CAP : Avez-vous un conseil à donner aux étudiants qui aspirent à traduire de la littérature coréenne ?
DS: Lisez ! Si, au départ, vous n'êtes pas un dévoreur de livres, la traduction littéraire n'est pas pour vous. Certains peuvent parfois commettre l'erreur de penser que la traduction est avant tout une question linguistique, mais il s'agit bien plus d'une sensibilité littéraire que de savoir ce que tel mot signifie dans une autre langue. Il y a des dictionnaires pour cela. Comme, après mon B.A., j'ai commencé à apprendre le coréen toute seule, je ne suis toujours pas entièrement bilingue. Au début, je craignais que cela me disqualifie en tant que traductrice, qu'il me faudrait attendre de parvenir au stade mythique de la « parfaite » compréhension du coréen. Eh bien, n'attendez pas et ne vous inquiétez pas – ce serait mon autre conseil. La traduction est une courbe d'apprentissage, et l'on ne s'améliore qu'en traduisant. Mes premières traductions étaient si effroyablement mauvaises qu'en y pensant, j'ai envie de rentrer sous terre. Mais, ces échecs étaient nécessaires pour s'en sortir. Dans n'importe quel texte, il y a encore presque toujours un ou deux points qu'il me faudra vérifier avec un ami coréen.
Notes du blog :
[1] “Upgrading the status of translators, the prize upgrades the status of multilingualism. It also upgrades the status of translations. No longer merely derivations or adaptations of original works, translated editions will be assessed as works in their own right.”—commentaire de Rebecca Walkowitz, auteure de Born Translated: The Contemporary Novel in an Age of World Literature, sur le nouveau Man Booker Prize for Translated Fiction.

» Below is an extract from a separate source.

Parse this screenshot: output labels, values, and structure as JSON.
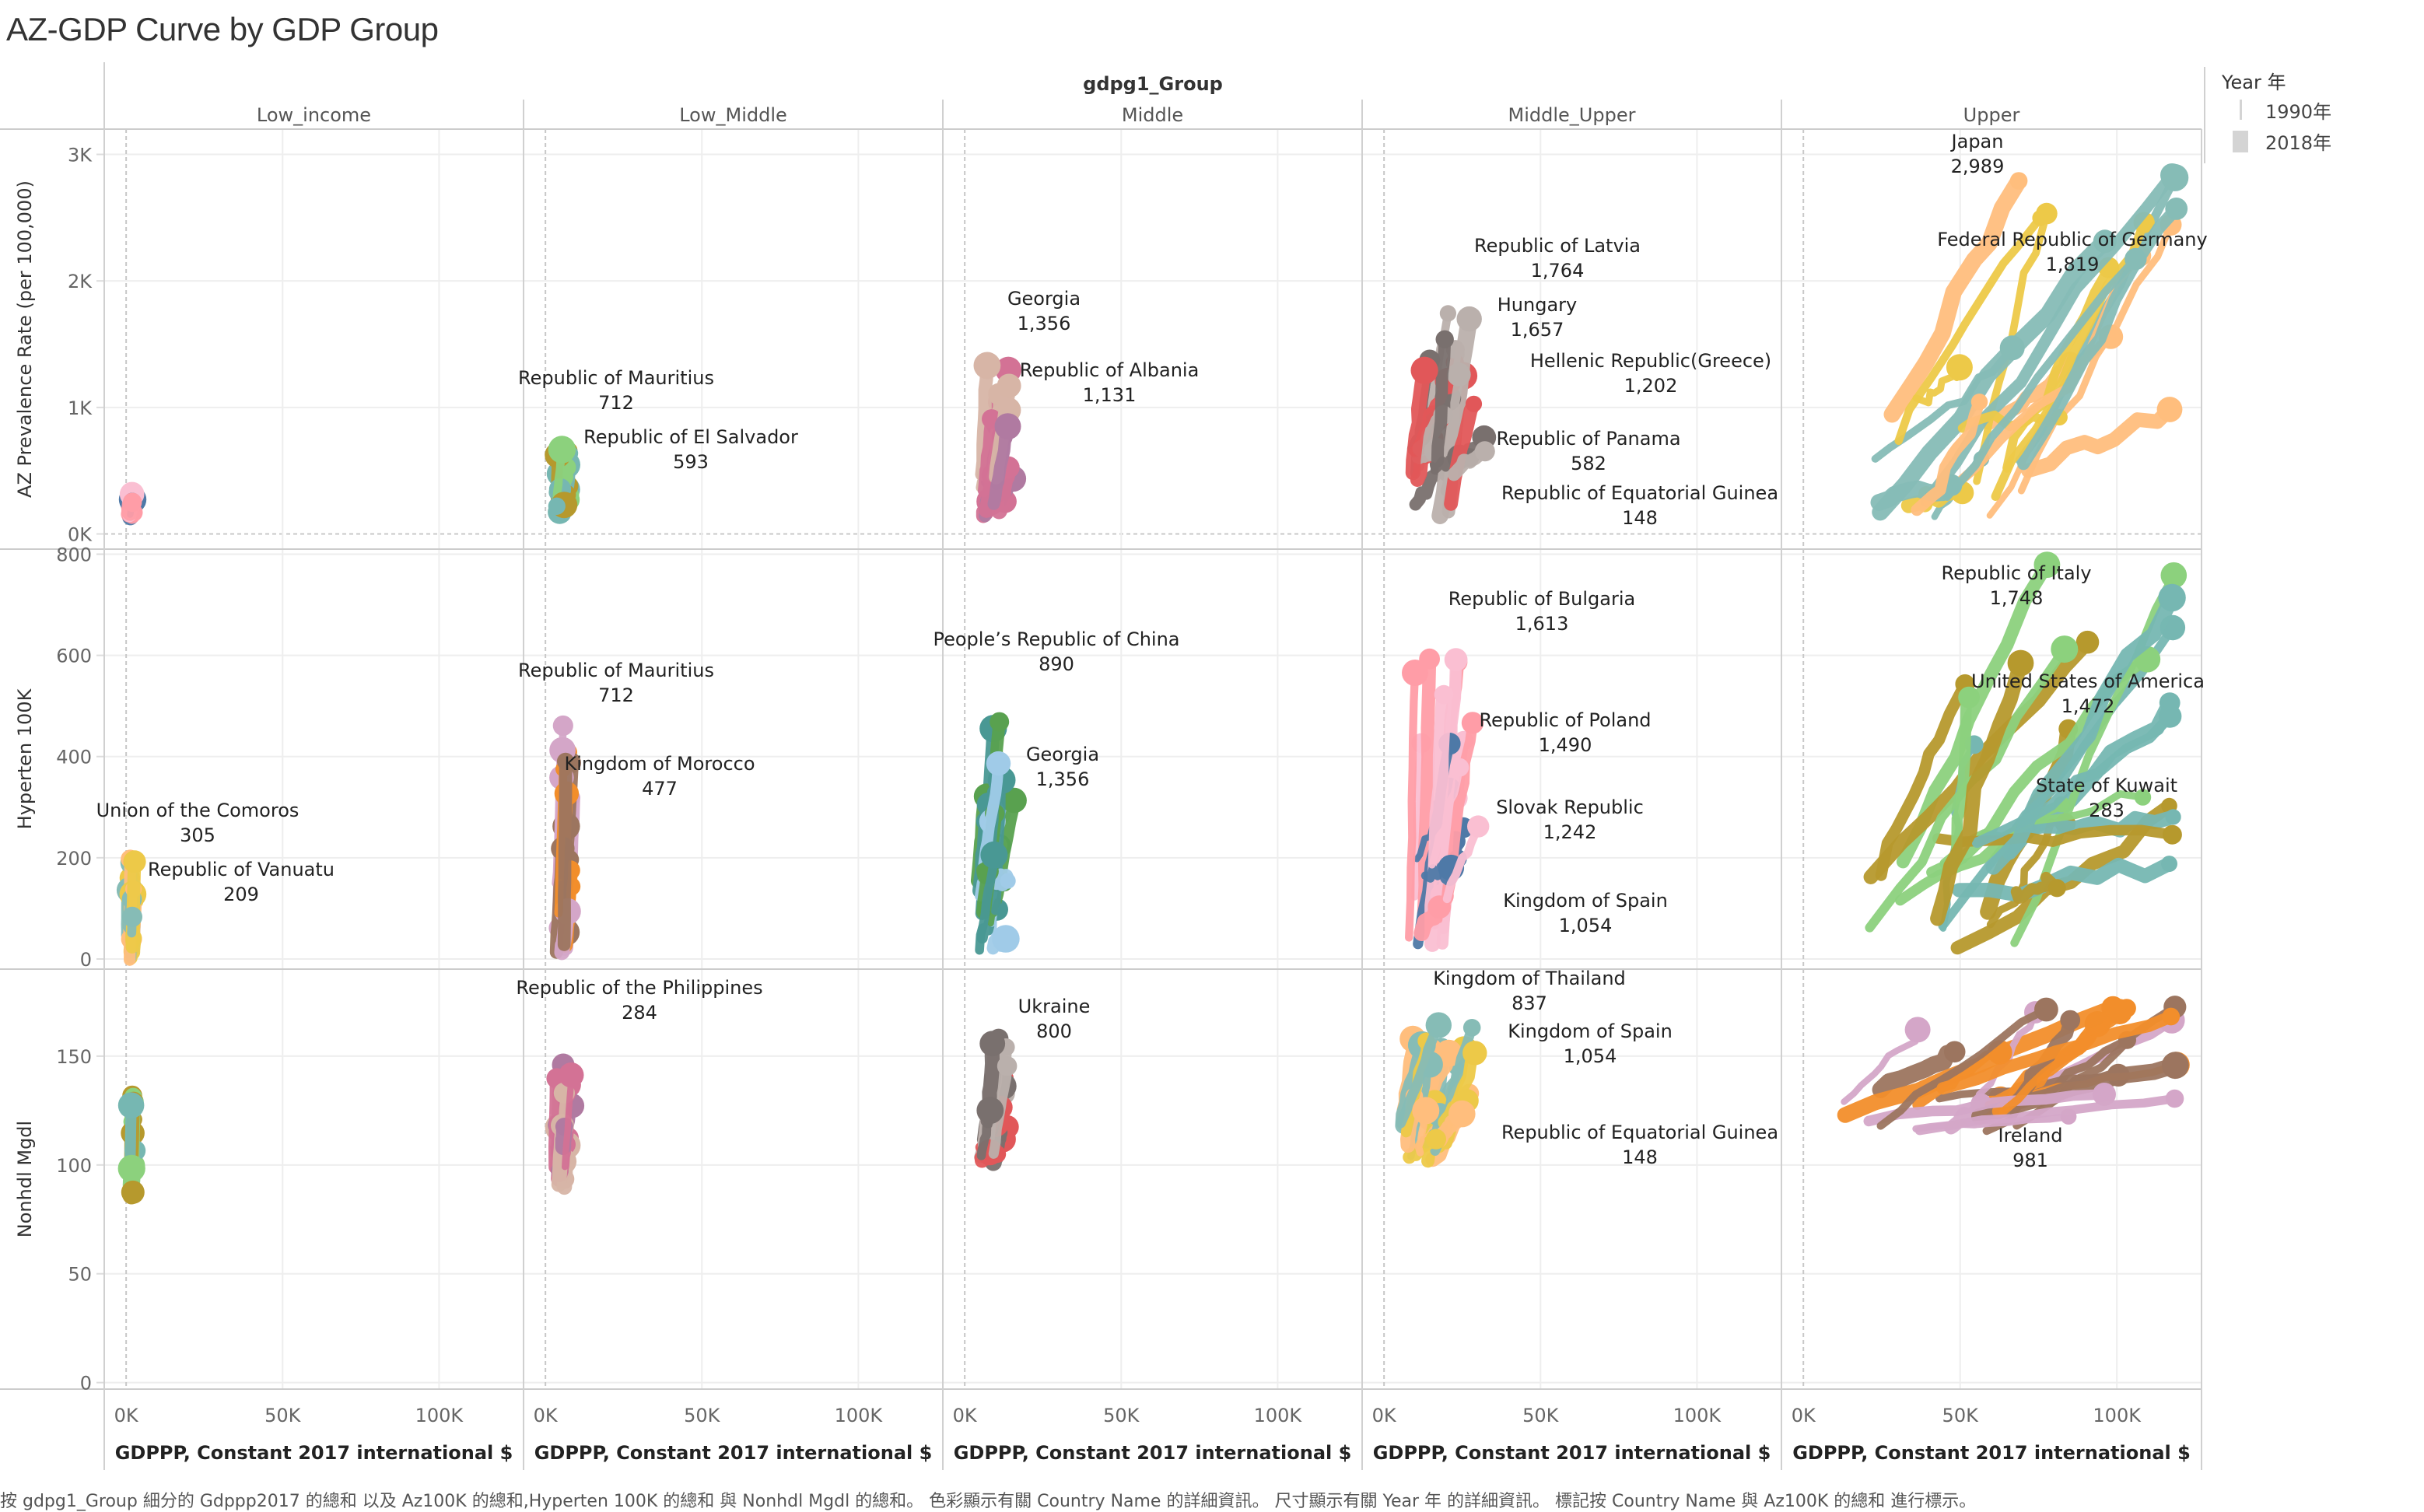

[2 ] Comme cela a été dit dans la préface, une partie de l'entretien a eu lieu en 2014. Aussi, lorsque Deborah Smith parle d'une parution imminente de The Vegetarian, elle ne savait pas (et probablement ne se doutait pas) qu' il remporterait un tel succès et notamment qu'il gagnerait le Booker International Prize. De même, la dernière partie de sa réponse ("et il m'est difficile de dire si le surcroît de travail .... se maintiendra ou s'il se révélera un succès sans lendemain, mais j'aime trop la traduction pour ne pas continuer à traduire.") aurait certainement été différente si on lui posait cette question aujourd'hui, avec toute la renommée qu'elle a acquise.